It could be morally good to return some grants if there is a good theory on how this will lead to better results for the people involved and their families, for the communities they are part of (primarily, the EA community), for society, and for the civilisation.
Some deontological motives and considerations could be a part of such a theory. For example, as other people already mentioned in this discussion, returning grants could send a valuable signal to the EA community and to society.
However, it seems to me, the framing of the question "Under what conditions should FTX grantees voluntarily return their grants?" hints at the possibility of some hard-and-fast deontological algorithm for deciding when grants should be returned. I don't think such an algorithm exists. The theories for why returning funds would be good should be far more nuanced, and applicable to very narrow strata of grantees and victims respectively (perhaps even down to individual grantees and individual victims), rather than large strata such as "all grantees" and "all victims", or even "1% of victims who were affected the most in terms of the portion of their net worth that was destroyed".
Considering the above, I think just returning money to FTXFF (or another pool of money) would be ineffective. And even creating a short-lived organisation to administer claims for returns from the victims will be ineffective, too (especially considering the opportunity cost for people who can quickly create locally-effective organisations of this sort: I believe such people have much more valuable things to organise, from the EA perspective).
I think a solution that could be low-investment and also relatively effective is organising a forum where individual victims share their stories and ask for help, and individual grantees can come and respond, assessing their own situation and the situation of the victim, that is, building "a good theory". And then publicising this forum among both the victims and the grantees. This also doesn't mean grantees should return their entire grants, they may help a little, according to their situation and the situation of the particular victim. However, one complication with this solution might be: how could the stories of the victims be verified?
In this setup, grantees should also consider the implications of their decisions for the community and society, not just themselves and the victim. While the latter are highly individual, the former are mostly shared. So it would make sense for some people who are experts in community strategy, sociology, and ethics to write a few essays on this topic that grantees would be advised to read before visiting the forum. (I'm not such an expert.) Of course, individual grantees would still be free to form their own sub-theory regarding these "high-level implications", according to their own understanding of the community strategy and ethics.

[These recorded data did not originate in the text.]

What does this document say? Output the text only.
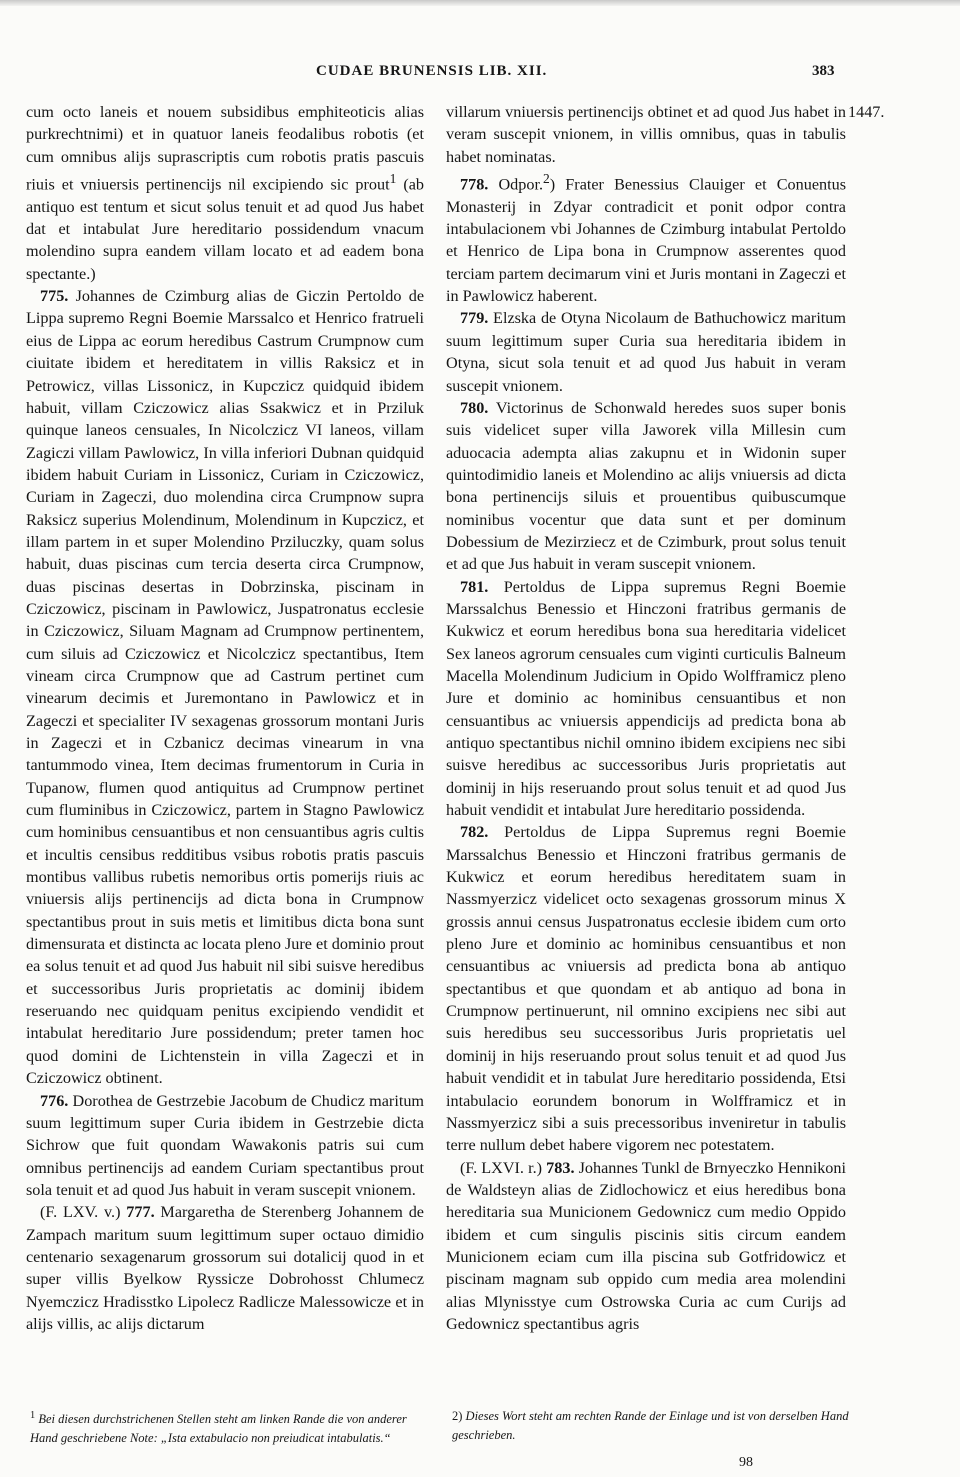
CUDAE BRUNENSIS LIB. XII.	383
1447.

cum octo laneis et nouem subsidibus emphiteoticis alias purkrechtnimi) et in quatuor laneis feodalibus robotis (et cum omnibus alijs suprascriptis cum robotis pratis pascuis riuis et vniuersis pertinencijs nil excipiendo sic prout$^1$ (ab antiquo est tentum et sicut solus tenuit et ad quod Jus habet dat et intabulat Jure hereditario possidendum vnacum molendino supra eandem villam locato et ad eadem bona spectante.)

775. Johannes de Czimburg alias de Giczin Pertoldo de Lippa supremo Regni Boemie Marssalco et Henrico fratrueli eius de Lippa ac eorum heredibus Castrum Crumpnow cum ciuitate ibidem et hereditatem in villis Raksicz et in Petrowicz, villas Lissonicz, in Kupczicz quidquid ibidem habuit, villam Cziczowicz alias Ssakwicz et in Prziluk quinque laneos censuales, In Nicolczicz VI laneos, villam Zagiczi villam Pawlowicz, In villa inferiori Dubnan quidquid ibidem habuit Curiam in Lissonicz, Curiam in Cziczowicz, Curiam in Zageczi, duo molendina circa Crumpnow supra Raksicz superius Molendinum, Molendinum in Kupczicz, et illam partem in et super Molendino Prziluczky, quam solus habuit, duas piscinas cum tercia deserta circa Crumpnow, duas piscinas desertas in Dobrzinska, piscinam in Cziczowicz, piscinam in Pawlowicz, Juspatronatus ecclesie in Cziczowicz, Siluam Magnam ad Crumpnow pertinentem, cum siluis ad Cziczowicz et Nicolczicz spectantibus, Item vineam circa Crumpnow que ad Castrum pertinet cum vinearum decimis et Juremontano in Pawlowicz et in Zageczi et specialiter IV sexagenas grossorum montani Juris in Zageczi et in Czbanicz decimas vinearum in vna tantummodo vinea, Item decimas frumentorum in Curia in Tupanow, flumen quod antiquitus ad Crumpnow pertinet cum fluminibus in Cziczowicz, partem in Stagno Pawlowicz cum hominibus censuantibus et non censuantibus agris cultis et incultis censibus redditibus vsibus robotis pratis pascuis montibus vallibus rubetis nemoribus ortis pomerijs riuis ac vniuersis alijs pertinencijs ad dicta bona in Crumpnow spectantibus prout in suis metis et limitibus dicta bona sunt dimensurata et distincta ac locata pleno Jure et dominio prout ea solus tenuit et ad quod Jus habuit nil sibi suisve heredibus et successoribus Juris proprietatis ac dominij ibidem reseruando nec quidquam penitus excipiendo vendidit et intabulat hereditario Jure possidendum; preter tamen hoc quod domini de Lichtenstein in villa Zageczi et in Cziczowicz obtinent.

776. Dorothea de Gestrzebie Jacobum de Chudicz maritum suum legittimum super Curia ibidem in Gestrzebie dicta Sichrow que fuit quondam Wawakonis patris sui cum omnibus pertinencijs ad eandem Curiam spectantibus prout sola tenuit et ad quod Jus habuit in veram suscepit vnionem.

(F. LXV. v.) 777. Margaretha de Sterenberg Johannem de Zampach maritum suum legittimum super octauo dimidio centenario sexagenarum grossorum sui dotalicij quod in et super villis Byelkow Ryssicze Dobrohosst Chlumecz Nyemczicz Hradisstko Lipolecz Radlicze Malessowicze et in alijs villis, ac alijs dictarum

villarum vniuersis pertinencijs obtinet et ad quod Jus habet in veram suscepit vnionem, in villis omnibus, quas in tabulis habet nominatas.

778. Odpor.$^2$) Frater Benessius Clauiger et Conuentus Monasterij in Zdyar contradicit et ponit odpor contra intabulacionem vbi Johannes de Czimburg intabulat Pertoldo et Henrico de Lipa bona in Crumpnow asserentes quod terciam partem decimarum vini et Juris montani in Zageczi et in Pawlowicz haberent.

779. Elzska de Otyna Nicolaum de Bathuchowicz maritum suum legittimum super Curia sua hereditaria ibidem in Otyna, sicut sola tenuit et ad quod Jus habuit in veram suscepit vnionem.

780. Victorinus de Schonwald heredes suos super bonis suis videlicet super villa Jaworek villa Millesin cum aduocacia adempta alias zakupnu et in Widonin super quintodimidio laneis et Molendino ac alijs vniuersis ad dicta bona pertinencijs siluis et prouentibus quibuscumque nominibus vocentur que data sunt et per dominum Dobessium de Mezirziecz et de Czimburk, prout solus tenuit et ad que Jus habuit in veram suscepit vnionem.

781. Pertoldus de Lippa supremus Regni Boemie Marssalchus Benessio et Hinczoni fratribus germanis de Kukwicz et eorum heredibus bona sua hereditaria videlicet Sex laneos agrorum censuales cum viginti curticulis Balneum Macella Molendinum Judicium in Opido Wolfframicz pleno Jure et dominio ac hominibus censuantibus et non censuantibus ac vniuersis appendicijs ad predicta bona ab antiquo spectantibus nichil omnino ibidem excipiens nec sibi suisve heredibus ac successoribus Juris proprietatis aut dominij in hijs reseruando prout solus tenuit et ad quod Jus habuit vendidit et intabulat Jure hereditario possidenda.

782. Pertoldus de Lippa Supremus regni Boemie Marssalchus Benessio et Hinczoni fratribus germanis de Kukwicz et eorum heredibus hereditatem suam in Nassmyerzicz videlicet octo sexagenas grossorum minus X grossis annui census Juspatronatus ecclesie ibidem cum orto pleno Jure et dominio ac hominibus censuantibus et non censuantibus ac vniuersis ad predicta bona ab antiquo spectantibus et que quondam et ab antiquo ad bona in Crumpnow pertinuerunt, nil omnino excipiens nec sibi aut suis heredibus seu successoribus Juris proprietatis uel dominij in hijs reseruando prout solus tenuit et ad quod Jus habuit vendidit et in tabulat Jure hereditario possidenda, Etsi intabulacio eorundem bonorum in Wolfframicz et in Nassmyerzicz sibi a suis precessoribus inveniretur in tabulis terre nullum debet habere vigorem nec potestatem.

(F. LXVI. r.) 783. Johannes Tunkl de Brnyeczko Hennikoni de Waldsteyn alias de Zidlochowicz et eius heredibus bona hereditaria sua Municionem Gedownicz cum medio Oppido ibidem et cum singulis piscinis sitis circum eandem Municionem eciam cum illa piscina sub Gotfridowicz et piscinam magnam sub oppido cum media area molendini alias Mlynisstye cum Ostrowska Curia ac cum Curijs ad Gedownicz spectantibus agris

$^1$ Bei diesen durchstrichenen Stellen steht am linken Rande die von anderer Hand geschriebene Note: „Ista extabulacio non preiudicat intabulatis.“
2) Dieses Wort steht am rechten Rande der Einlage und ist von derselben Hand geschrieben.
98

Strong disagree. If you are doing high EV work enabled by funding, were not complicit in fraud or other wrongdoing, and are not legally required to, you should not return the funds.
Counterfactually, the funds might have gone to another high EV organization, so you would probably be doing harm by having received the funds and not using it for your high EV purpose.
If you are doing important work, please do not keep that from being done for want of funding where you are not legally required to. EA grantees empowered by funds do incredibly important work and should not defund themselves unnecessarily.